Re: [PATCH] lockdep: Panic on warning if panic_on_warn is set

From: Boqun Feng
Date: Sat Aug 20 2022 - 01:19:12 EST


On Fri, Aug 19, 2022 at 12:59:56PM +0200, Vincent Whitchurch wrote:
> On Thu, Aug 18, 2022 at 11:49:17PM +0200, Boqun Feng wrote:
> > On Thu, Aug 18, 2022 at 01:42:58PM +0200, Vincent Whitchurch wrote:
> > > There does not seem to be any way to get the system to panic if a
> > > lockdep warning is emitted, since those warnings don't use the normal
> > > WARN() infrastructure. Panicking on any lockdep warning can be
> > > desirable when the kernel is being run in a controlled environment
> > > solely for the purpose of testing. Make lockdep respect panic_on_warn
> > > to allow this, similar to KASAN and others.
> > >
> >
> > I'm not completely against this, but could you explain why you want to
> > panic on lockdep warning? I assume you want to have a kdump so that you
> > can understand the lock bugs closely? But lockdep discovers lock issue
> > possiblity, so it's not an after-the-fact detector. In other words, when
> > lockdep warns, the deadlock cases don't happen in the meanwhile. And
> > also lockdep tries very hard to print useful information to locate the
> > issues.
>
> I'm not trying to obtain a kdump in this case. I test device drivers
> under UML[0] and I want to make the tests stop and fail immediately if
> the driver triggers any kind of problem which results in splats in the
> log. I achieve this using panic_on_warn, panic_on_taint, and oops=panic
> which result in a panic and an error exit code from UML.
>
> [0] https://lore.kernel.org/lkml/20220311162445.346685-1-vincent.whitchurch@xxxxxxxx/
>
> For lockdep, without this patch, I would be forced to parse the logs
> after each test to determine if the test trigger a lockdep splat or not.
>

In that case, would a standard line with every lockdep warning help? For
example:

[...] A LOCKDEP issue detected.

Two reasons I don't think making lockdep warning as panic is a good
idea:

* We don't know what other CIs expect, given today lockdep doesn't panic
with panic_on_warn, this patch is a change of behaviors to them, and
it may break their setups/scripts.

* As I said, lockdep warnings are different than other warnings, and
panicking doesn't provide more information for debugging.

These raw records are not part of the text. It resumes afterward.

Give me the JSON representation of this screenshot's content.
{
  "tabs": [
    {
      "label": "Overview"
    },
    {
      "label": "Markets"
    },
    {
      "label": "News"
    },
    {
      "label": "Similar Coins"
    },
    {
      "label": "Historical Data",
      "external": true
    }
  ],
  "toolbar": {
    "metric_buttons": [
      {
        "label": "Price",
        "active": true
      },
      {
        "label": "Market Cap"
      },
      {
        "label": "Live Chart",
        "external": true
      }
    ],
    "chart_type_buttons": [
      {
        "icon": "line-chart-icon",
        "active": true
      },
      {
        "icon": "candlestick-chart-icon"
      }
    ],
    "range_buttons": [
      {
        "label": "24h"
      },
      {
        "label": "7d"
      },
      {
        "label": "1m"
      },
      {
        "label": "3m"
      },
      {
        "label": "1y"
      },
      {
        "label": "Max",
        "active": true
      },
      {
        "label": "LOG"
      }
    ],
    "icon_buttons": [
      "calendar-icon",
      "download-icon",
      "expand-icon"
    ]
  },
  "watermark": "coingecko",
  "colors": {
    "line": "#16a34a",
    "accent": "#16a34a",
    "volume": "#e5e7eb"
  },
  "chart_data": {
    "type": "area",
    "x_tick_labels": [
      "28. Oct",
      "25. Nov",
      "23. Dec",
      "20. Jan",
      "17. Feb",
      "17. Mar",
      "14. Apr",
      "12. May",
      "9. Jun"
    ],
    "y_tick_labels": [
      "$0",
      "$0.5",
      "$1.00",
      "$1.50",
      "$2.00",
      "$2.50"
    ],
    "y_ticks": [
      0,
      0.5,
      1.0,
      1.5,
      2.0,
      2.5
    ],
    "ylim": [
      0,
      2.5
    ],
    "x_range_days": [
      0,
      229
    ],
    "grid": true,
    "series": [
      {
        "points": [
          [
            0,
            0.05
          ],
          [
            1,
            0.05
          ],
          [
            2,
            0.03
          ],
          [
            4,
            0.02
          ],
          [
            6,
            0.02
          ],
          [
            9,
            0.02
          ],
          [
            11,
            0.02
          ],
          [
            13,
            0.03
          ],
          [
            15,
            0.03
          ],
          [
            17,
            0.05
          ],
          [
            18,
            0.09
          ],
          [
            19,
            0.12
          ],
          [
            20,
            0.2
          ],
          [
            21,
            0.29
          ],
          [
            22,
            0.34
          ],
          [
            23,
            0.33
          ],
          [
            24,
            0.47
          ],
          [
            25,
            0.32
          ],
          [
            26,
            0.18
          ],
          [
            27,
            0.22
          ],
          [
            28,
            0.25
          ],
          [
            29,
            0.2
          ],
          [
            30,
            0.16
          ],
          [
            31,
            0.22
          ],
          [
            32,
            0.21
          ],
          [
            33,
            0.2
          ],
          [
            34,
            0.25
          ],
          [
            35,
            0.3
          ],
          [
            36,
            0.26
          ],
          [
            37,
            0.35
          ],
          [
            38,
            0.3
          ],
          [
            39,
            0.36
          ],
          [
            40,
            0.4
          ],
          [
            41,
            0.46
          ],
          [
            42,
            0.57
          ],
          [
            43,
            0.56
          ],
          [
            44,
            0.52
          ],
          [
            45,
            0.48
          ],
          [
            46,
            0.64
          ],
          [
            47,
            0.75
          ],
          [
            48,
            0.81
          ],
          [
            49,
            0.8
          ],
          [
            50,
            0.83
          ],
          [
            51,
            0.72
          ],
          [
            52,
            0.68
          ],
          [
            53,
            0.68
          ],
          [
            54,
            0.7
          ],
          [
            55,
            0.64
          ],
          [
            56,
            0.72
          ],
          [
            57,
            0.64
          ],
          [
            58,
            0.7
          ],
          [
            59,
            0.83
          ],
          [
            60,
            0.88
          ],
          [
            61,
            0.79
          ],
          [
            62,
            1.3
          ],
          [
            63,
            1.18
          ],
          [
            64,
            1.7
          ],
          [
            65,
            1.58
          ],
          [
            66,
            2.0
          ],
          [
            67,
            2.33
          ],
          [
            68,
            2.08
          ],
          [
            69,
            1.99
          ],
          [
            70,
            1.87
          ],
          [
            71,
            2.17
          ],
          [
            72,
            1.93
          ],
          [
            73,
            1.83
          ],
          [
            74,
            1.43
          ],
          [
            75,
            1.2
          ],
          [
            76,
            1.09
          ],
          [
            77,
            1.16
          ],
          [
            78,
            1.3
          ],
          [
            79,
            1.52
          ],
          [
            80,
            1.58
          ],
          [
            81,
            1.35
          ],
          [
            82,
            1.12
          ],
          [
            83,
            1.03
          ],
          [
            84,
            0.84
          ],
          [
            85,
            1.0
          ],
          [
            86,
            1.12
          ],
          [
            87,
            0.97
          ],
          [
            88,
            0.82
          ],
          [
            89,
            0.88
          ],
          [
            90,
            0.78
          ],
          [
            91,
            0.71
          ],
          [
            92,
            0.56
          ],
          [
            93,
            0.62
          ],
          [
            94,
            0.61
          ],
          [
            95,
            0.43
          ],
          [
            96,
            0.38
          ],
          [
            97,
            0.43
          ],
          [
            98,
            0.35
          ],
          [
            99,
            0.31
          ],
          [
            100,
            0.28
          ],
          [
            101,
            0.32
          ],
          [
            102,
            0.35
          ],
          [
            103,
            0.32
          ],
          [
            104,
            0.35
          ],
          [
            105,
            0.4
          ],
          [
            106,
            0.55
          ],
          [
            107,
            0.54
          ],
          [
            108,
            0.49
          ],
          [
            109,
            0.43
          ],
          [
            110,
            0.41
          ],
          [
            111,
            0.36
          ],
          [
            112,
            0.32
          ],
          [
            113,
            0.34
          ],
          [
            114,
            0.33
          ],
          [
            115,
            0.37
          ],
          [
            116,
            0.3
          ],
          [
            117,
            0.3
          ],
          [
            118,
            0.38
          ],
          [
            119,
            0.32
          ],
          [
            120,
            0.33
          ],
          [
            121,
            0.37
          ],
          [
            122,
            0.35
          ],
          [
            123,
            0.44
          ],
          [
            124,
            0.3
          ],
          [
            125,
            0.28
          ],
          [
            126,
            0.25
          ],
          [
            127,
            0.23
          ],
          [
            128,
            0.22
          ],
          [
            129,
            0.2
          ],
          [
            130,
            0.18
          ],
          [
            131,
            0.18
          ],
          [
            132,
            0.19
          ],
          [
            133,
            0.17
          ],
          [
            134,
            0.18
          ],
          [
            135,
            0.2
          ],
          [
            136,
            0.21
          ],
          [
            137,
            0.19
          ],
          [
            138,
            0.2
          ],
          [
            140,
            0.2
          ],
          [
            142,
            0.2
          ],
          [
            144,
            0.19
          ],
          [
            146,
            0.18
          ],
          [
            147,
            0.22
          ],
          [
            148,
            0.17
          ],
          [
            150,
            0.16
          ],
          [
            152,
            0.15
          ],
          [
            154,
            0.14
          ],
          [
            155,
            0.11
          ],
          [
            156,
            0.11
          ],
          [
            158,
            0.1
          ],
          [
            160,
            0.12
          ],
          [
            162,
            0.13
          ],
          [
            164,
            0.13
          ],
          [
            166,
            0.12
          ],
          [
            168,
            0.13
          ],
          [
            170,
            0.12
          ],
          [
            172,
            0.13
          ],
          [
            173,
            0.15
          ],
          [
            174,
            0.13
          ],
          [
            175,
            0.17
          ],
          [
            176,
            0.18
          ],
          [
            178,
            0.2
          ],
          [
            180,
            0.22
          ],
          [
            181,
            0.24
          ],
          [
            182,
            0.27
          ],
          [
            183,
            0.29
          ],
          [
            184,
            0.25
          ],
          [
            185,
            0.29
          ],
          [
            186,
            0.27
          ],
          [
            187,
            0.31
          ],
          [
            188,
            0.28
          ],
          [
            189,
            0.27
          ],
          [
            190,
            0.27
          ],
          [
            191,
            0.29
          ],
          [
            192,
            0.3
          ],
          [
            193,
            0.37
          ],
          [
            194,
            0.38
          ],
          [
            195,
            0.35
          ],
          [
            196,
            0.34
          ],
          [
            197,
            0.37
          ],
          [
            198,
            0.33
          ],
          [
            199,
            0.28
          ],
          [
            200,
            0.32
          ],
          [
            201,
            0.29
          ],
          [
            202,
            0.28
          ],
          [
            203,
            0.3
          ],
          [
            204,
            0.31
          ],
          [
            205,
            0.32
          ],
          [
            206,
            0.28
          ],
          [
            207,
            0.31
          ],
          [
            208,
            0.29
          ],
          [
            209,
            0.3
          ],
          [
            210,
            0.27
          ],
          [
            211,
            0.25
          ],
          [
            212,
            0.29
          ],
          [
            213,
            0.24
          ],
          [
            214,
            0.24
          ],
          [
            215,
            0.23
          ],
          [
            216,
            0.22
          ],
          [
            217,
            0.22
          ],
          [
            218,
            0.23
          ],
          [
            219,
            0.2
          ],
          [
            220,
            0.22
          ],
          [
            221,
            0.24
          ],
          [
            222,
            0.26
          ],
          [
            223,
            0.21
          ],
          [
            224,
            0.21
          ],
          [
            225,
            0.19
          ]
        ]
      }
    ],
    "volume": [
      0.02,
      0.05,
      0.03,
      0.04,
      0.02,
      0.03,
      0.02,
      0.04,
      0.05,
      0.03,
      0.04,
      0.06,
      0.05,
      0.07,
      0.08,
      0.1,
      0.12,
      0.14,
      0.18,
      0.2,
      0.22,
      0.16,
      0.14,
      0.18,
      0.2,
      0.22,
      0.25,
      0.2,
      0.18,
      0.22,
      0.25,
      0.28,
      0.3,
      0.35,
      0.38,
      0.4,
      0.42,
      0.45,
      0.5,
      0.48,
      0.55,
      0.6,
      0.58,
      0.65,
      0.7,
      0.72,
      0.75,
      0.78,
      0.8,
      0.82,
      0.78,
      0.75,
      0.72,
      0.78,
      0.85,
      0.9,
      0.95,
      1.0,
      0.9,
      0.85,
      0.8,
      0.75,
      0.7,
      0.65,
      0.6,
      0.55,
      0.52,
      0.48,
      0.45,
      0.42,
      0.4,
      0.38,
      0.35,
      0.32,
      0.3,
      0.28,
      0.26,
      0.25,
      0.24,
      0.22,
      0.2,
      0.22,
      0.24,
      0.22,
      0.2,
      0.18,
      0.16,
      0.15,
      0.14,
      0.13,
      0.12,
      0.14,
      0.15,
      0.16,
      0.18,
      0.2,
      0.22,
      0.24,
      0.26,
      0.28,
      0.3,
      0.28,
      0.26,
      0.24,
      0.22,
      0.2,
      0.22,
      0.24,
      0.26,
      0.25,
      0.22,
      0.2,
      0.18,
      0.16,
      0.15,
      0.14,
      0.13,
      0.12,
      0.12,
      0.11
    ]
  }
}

So I think an extra line helping scripts to parse may be better.

Work for you?

Regards,
Boqun

> > This patch add lockdep_panic() to a few places, and it's a pain for
> > maintaining. So why do you want to panic on lockdep warning?
>
> It's adding the call to a lot of places since there is no existing
> common function indicating the end of a lockdep warning. I can move the
> already duplicated dump_stack() calls into the new function too so that
> some code is removed. The "stack backtrace" could possible be
> consolidated too, but one of the call sites uses printk instead of
> pr_warn so I wasn't sure if it was OK to change that to a warn too.